Islamic finance industry charts high-tech future

DUBAI: “Is it halal to buy shares in Tesla?” a young Muslim would-be investor asks on Twitter.

Islamic finance — an amalgamation of Shariah law and modern banking — has become a $2 trillion business over the past two decades, covering everything from bonds to buying cars.

But it’s not easy for observant Muslims to decide whether or not an investment is halal (religiously permissible). Yet new technology is helping. Tesla, the American electric car pioneer, for example, is considered 96 percent Shariah compliant, according to the Zoya mobile application. The app screens US-listed stocks based on criteria issued by the Accounting and Auditing Organization for Islamic Financial Institutions, one of several bodies that set Islamic finance standards. Islamic funds are banned from investing in companies associated with tobacco, alcohol, pork or gambling. Earning interest is also banned as “usury.”

US-based Wahed Invest, an online halal platform, uses those criteria to help tens of thousands of people invest “ethically.” Islamic bankers are hoping that modern platforms will open the industry up to young investors, and that its innately ethical credentials will prove to be another draw.

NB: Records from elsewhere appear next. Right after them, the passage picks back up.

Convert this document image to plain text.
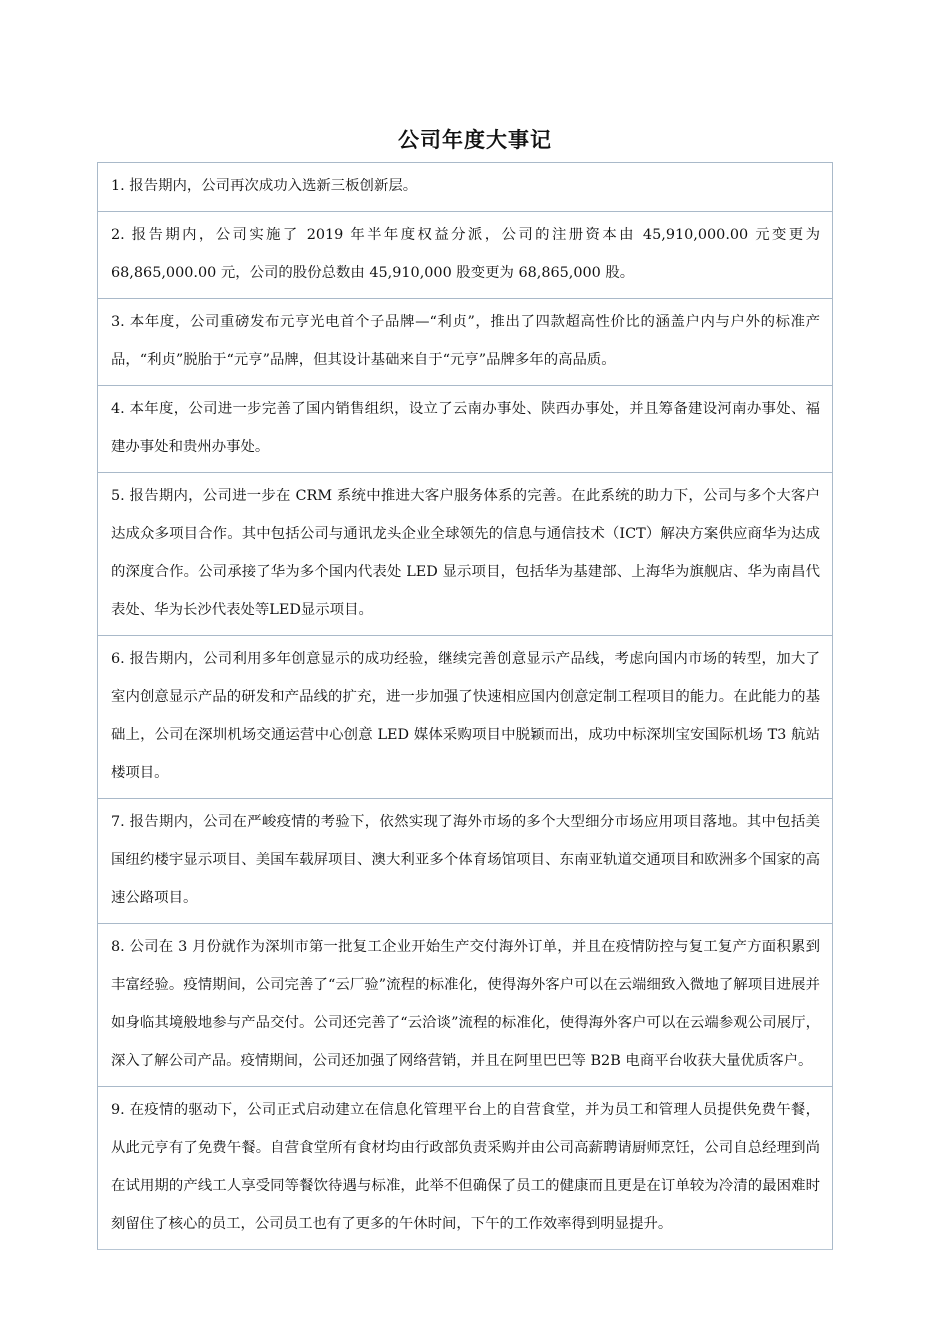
公司年度大事记

1. 报告期内，公司再次成功入选新三板创新层。

2. 报告期内，公司实施了 2019 年半年度权益分派，公司的注册资本由 45,910,000.00 元变更为 68,865,000.00 元，公司的股份总数由 45,910,000 股变更为 68,865,000 股。

3. 本年度，公司重磅发布元亨光电首个子品牌—“利贞”，推出了四款超高性价比的涵盖户内与户外的标准产品，“利贞”脱胎于“元亨”品牌，但其设计基础来自于“元亨”品牌多年的高品质。

4. 本年度，公司进一步完善了国内销售组织，设立了云南办事处、陕西办事处，并且筹备建设河南办事处、福建办事处和贵州办事处。

5. 报告期内，公司进一步在 CRM 系统中推进大客户服务体系的完善。在此系统的助力下，公司与多个大客户达成众多项目合作。其中包括公司与通讯龙头企业全球领先的信息与通信技术（ICT）解决方案供应商华为达成的深度合作。公司承接了华为多个国内代表处 LED 显示项目，包括华为基建部、上海华为旗舰店、华为南昌代表处、华为长沙代表处等LED显示项目。

6. 报告期内，公司利用多年创意显示的成功经验，继续完善创意显示产品线，考虑向国内市场的转型，加大了室内创意显示产品的研发和产品线的扩充，进一步加强了快速相应国内创意定制工程项目的能力。在此能力的基础上，公司在深圳机场交通运营中心创意 LED 媒体采购项目中脱颖而出，成功中标深圳宝安国际机场 T3 航站楼项目。

7. 报告期内，公司在严峻疫情的考验下，依然实现了海外市场的多个大型细分市场应用项目落地。其中包括美国纽约楼宇显示项目、美国车载屏项目、澳大利亚多个体育场馆项目、东南亚轨道交通项目和欧洲多个国家的高速公路项目。

8. 公司在 3 月份就作为深圳市第一批复工企业开始生产交付海外订单，并且在疫情防控与复工复产方面积累到丰富经验。疫情期间，公司完善了“云厂验”流程的标准化，使得海外客户可以在云端细致入微地了解项目进展并如身临其境般地参与产品交付。公司还完善了“云洽谈”流程的标准化，使得海外客户可以在云端参观公司展厅，深入了解公司产品。疫情期间，公司还加强了网络营销，并且在阿里巴巴等 B2B 电商平台收获大量优质客户。

9. 在疫情的驱动下，公司正式启动建立在信息化管理平台上的自营食堂，并为员工和管理人员提供免费午餐，从此元亨有了免费午餐。自营食堂所有食材均由行政部负责采购并由公司高薪聘请厨师烹饪，公司自总经理到尚在试用期的产线工人享受同等餐饮待遇与标准，此举不但确保了员工的健康而且更是在订单较为冷清的最困难时刻留住了核心的员工，公司员工也有了更多的午休时间，下午的工作效率得到明显提升。
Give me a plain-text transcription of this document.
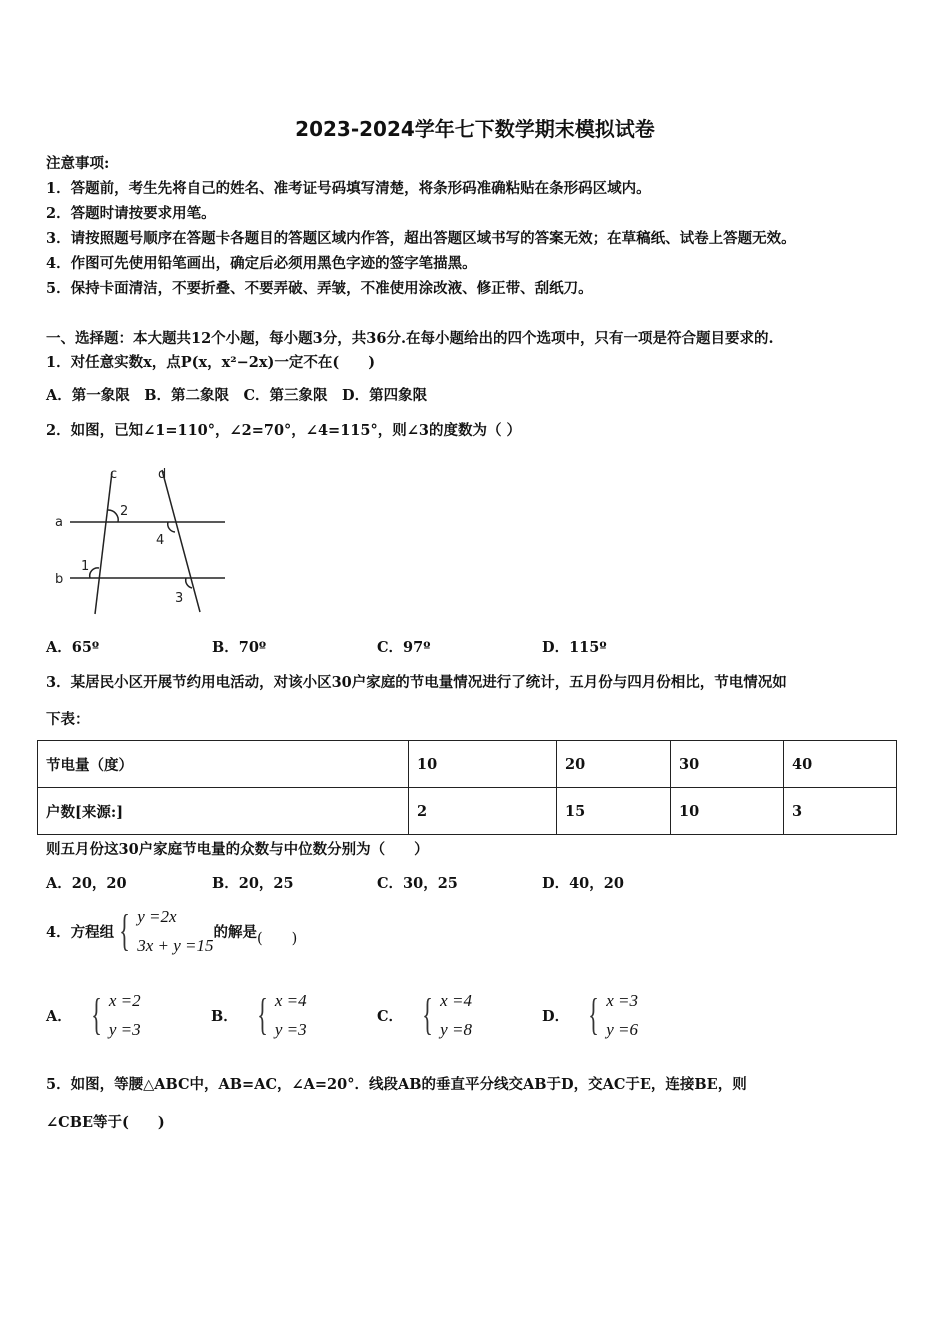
2023-2024学年七下数学期末模拟试卷
注意事项:
1．答题前，考生先将自己的姓名、准考证号码填写清楚，将条形码准确粘贴在条形码区域内。
2．答题时请按要求用笔。
3．请按照题号顺序在答题卡各题目的答题区域内作答，超出答题区域书写的答案无效；在草稿纸、试卷上答题无效。
4．作图可先使用铅笔画出，确定后必须用黑色字迹的签字笔描黑。
5．保持卡面清洁，不要折叠、不要弄破、弄皱，不准使用涂改液、修正带、刮纸刀。
一、选择题：本大题共12个小题，每小题3分，共36分.在每小题给出的四个选项中，只有一项是符合题目要求的.
1．对任意实数x，点P(x，x²−2x)一定不在(　　)
A．第一象限　B．第二象限　C．第三象限　D．第四象限
2．如图，已知∠1=110°，∠2=70°，∠4=115°，则∠3的度数为（ ）
c	d
a
b
1
2
3
4
A．65º	B．70º	C．97º	D．115º
3．某居民小区开展节约用电活动，对该小区30户家庭的节电量情况进行了统计，五月份与四月份相比，节电情况如
下表：
节电量（度）	10	20	30	40
户数[来源:]	2	15	10	3
则五月份这30户家庭节电量的众数与中位数分别为（　　）
A．20，20	B．20，25	C．30，25	D．40，20
4．方程组 { y =2x
3x + y =15
的解是 (　　)
A． { x =2
y =3
B． { x =4
y =3
C． { x =4
y =8
D． { x =3
y =6
5．如图，等腰△ABC中，AB=AC，∠A=20°．线段AB的垂直平分线交AB于D，交AC于E，连接BE，则
∠CBE等于(　　)
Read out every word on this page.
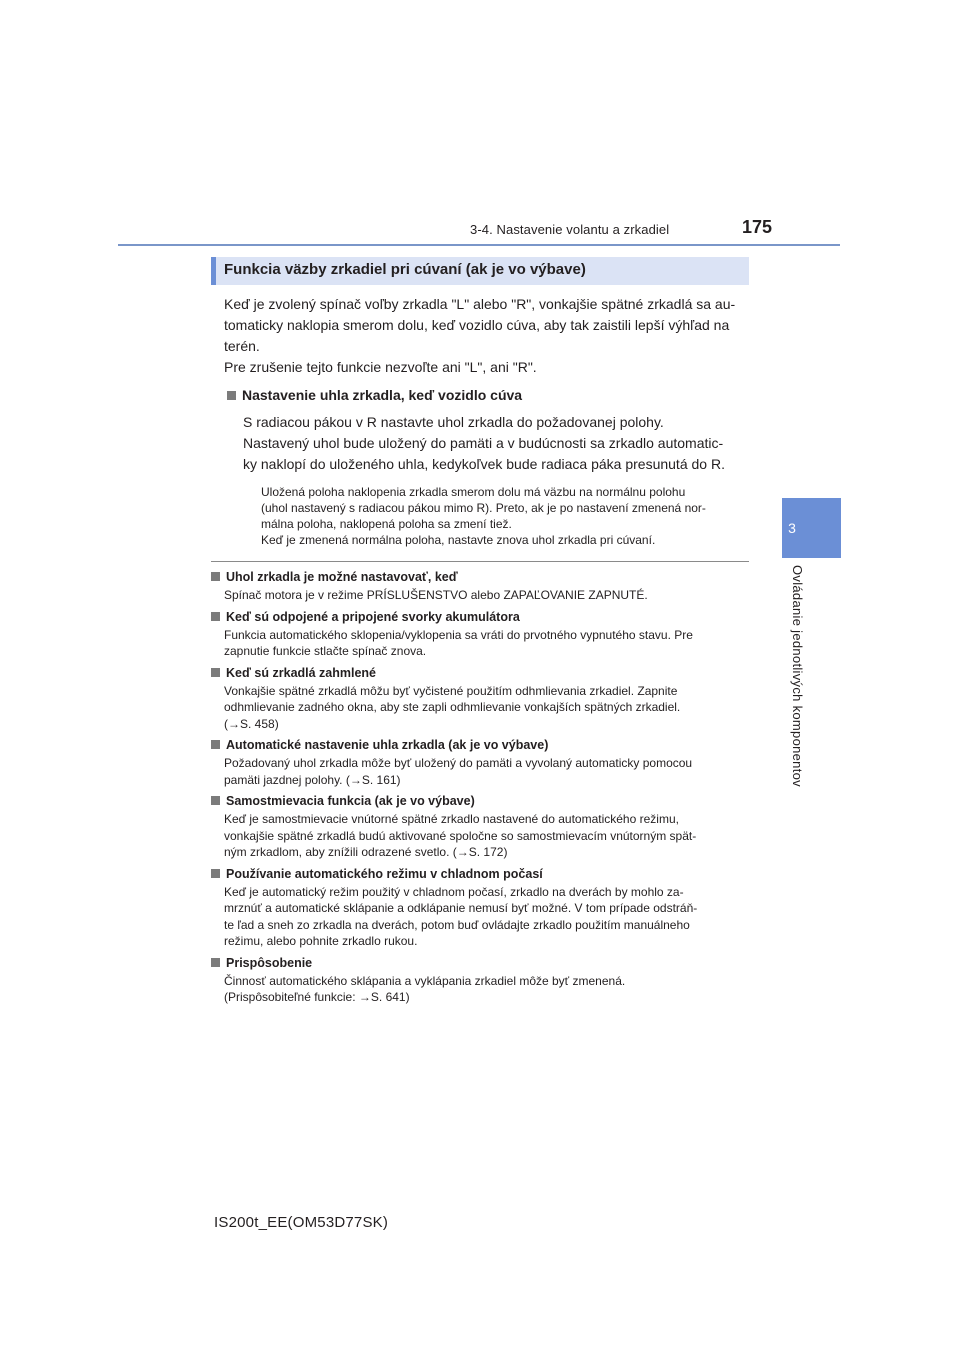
3-4. Nastavenie volantu a zrkadiel	175
3
Ovládanie jednotlivých komponentov
Funkcia väzby zrkadiel pri cúvaní (ak je vo výbave)
Keď je zvolený spínač voľby zrkadla "L" alebo "R", vonkajšie spätné zrkadlá sa au-
tomaticky naklopia smerom dolu, keď vozidlo cúva, aby tak zaistili lepší výhľad na
terén.
Pre zrušenie tejto funkcie nezvoľte ani "L", ani "R".
Nastavenie uhla zrkadla, keď vozidlo cúva
S radiacou pákou v R nastavte uhol zrkadla do požadovanej polohy.
Nastavený uhol bude uložený do pamäti a v budúcnosti sa zrkadlo automatic-
ky naklopí do uloženého uhla, kedykoľvek bude radiaca páka presunutá do R.
Uložená poloha naklopenia zrkadla smerom dolu má väzbu na normálnu polohu
(uhol nastavený s radiacou pákou mimo R). Preto, ak je po nastavení zmenená nor-
málna poloha, naklopená poloha sa zmení tiež.
Keď je zmenená normálna poloha, nastavte znova uhol zrkadla pri cúvaní.
Uhol zrkadla je možné nastavovať, keď
Spínač motora je v režime PRÍSLUŠENSTVO alebo ZAPAĽOVANIE ZAPNUTÉ.
Keď sú odpojené a pripojené svorky akumulátora
Funkcia automatického sklopenia/vyklopenia sa vráti do prvotného vypnutého stavu. Pre
zapnutie funkcie stlačte spínač znova.
Keď sú zrkadlá zahmlené
Vonkajšie spätné zrkadlá môžu byť vyčistené použitím odhmlievania zrkadiel. Zapnite
odhmlievanie zadného okna, aby ste zapli odhmlievanie vonkajších spätných zrkadiel.
(→S. 458)
Automatické nastavenie uhla zrkadla (ak je vo výbave)
Požadovaný uhol zrkadla môže byť uložený do pamäti a vyvolaný automaticky pomocou
pamäti jazdnej polohy. (→S. 161)
Samostmievacia funkcia (ak je vo výbave)
Keď je samostmievacie vnútorné spätné zrkadlo nastavené do automatického režimu,
vonkajšie spätné zrkadlá budú aktivované spoločne so samostmievacím vnútorným spät-
ným zrkadlom, aby znížili odrazené svetlo. (→S. 172)
Používanie automatického režimu v chladnom počasí
Keď je automatický režim použitý v chladnom počasí, zrkadlo na dverách by mohlo za-
mrznúť a automatické sklápanie a odklápanie nemusí byť možné. V tom prípade odstráň-
te ľad a sneh zo zrkadla na dverách, potom buď ovládajte zrkadlo použitím manuálneho
režimu, alebo pohnite zrkadlo rukou.
Prispôsobenie
Činnosť automatického sklápania a vyklápania zrkadiel môže byť zmenená.
(Prispôsobiteľné funkcie: →S. 641)
IS200t_EE(OM53D77SK)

Mehdi Benslimane, Global Expansion Strategist at Wahed Invest, said the guidelines in religious texts boil down to two conditions. “A business must have a real economic impact, not just a speculative one. And it must have a positive contribution to the world,” he said. .

According to the ratings agency Standard & Poor’s, the Islamic finance industry has in its relatively short existence grown to be worth $2.1 trillion. In projections made before the coronavirus outbreak, it predicted the sector would “continue to expand slowly” in 2020.

Financial technology, or fintech, could help the industry grow by “facilitating easier and faster transactions,” it said in its Islamic Finance Outlook 2020 Edition.

The meltdown the coronavirus pandemic has caused in other parts of the economy has prompted fears of a collapse in the sector. Dubai Islamic Bank has already delayed a planned issue of Shariah-compatible bonds, according to Emirati media reports. Yet Islamic finance — based on the concept of shared profit and loss, thus minimizing risk for banks — has fans well beyond the Muslim world.

For example, the Jeddah-based Islamic Development Bank in November signed an agreement with Japan’s mammoth pension fund to support the development of sustainable Shariah-compliant products. And the Responsible Finance & Investment (RFI) Foundation, a think tank, has talked up their ability to respond to the latest crash, due to the fact they are anchored in the real economy.

It also suggests that profits on investments in industries such as protective medical equipment could be donated to charities, helping tackle the coronavirus crisis without breaking the Islamic ban on interest payments. But the sector’s current slow-moving nature may hobble its ability to respond to crises.

The emphasis has been on growing the market rather than making it more efficient, said Mohammed Al-Sehli, CEO of Wethaq Capital, a Dubai-based fintech firm. The sector must focus more on innovation after “suffering from lack of innovation, standardization and automation of processes,” he told a foreign news agency.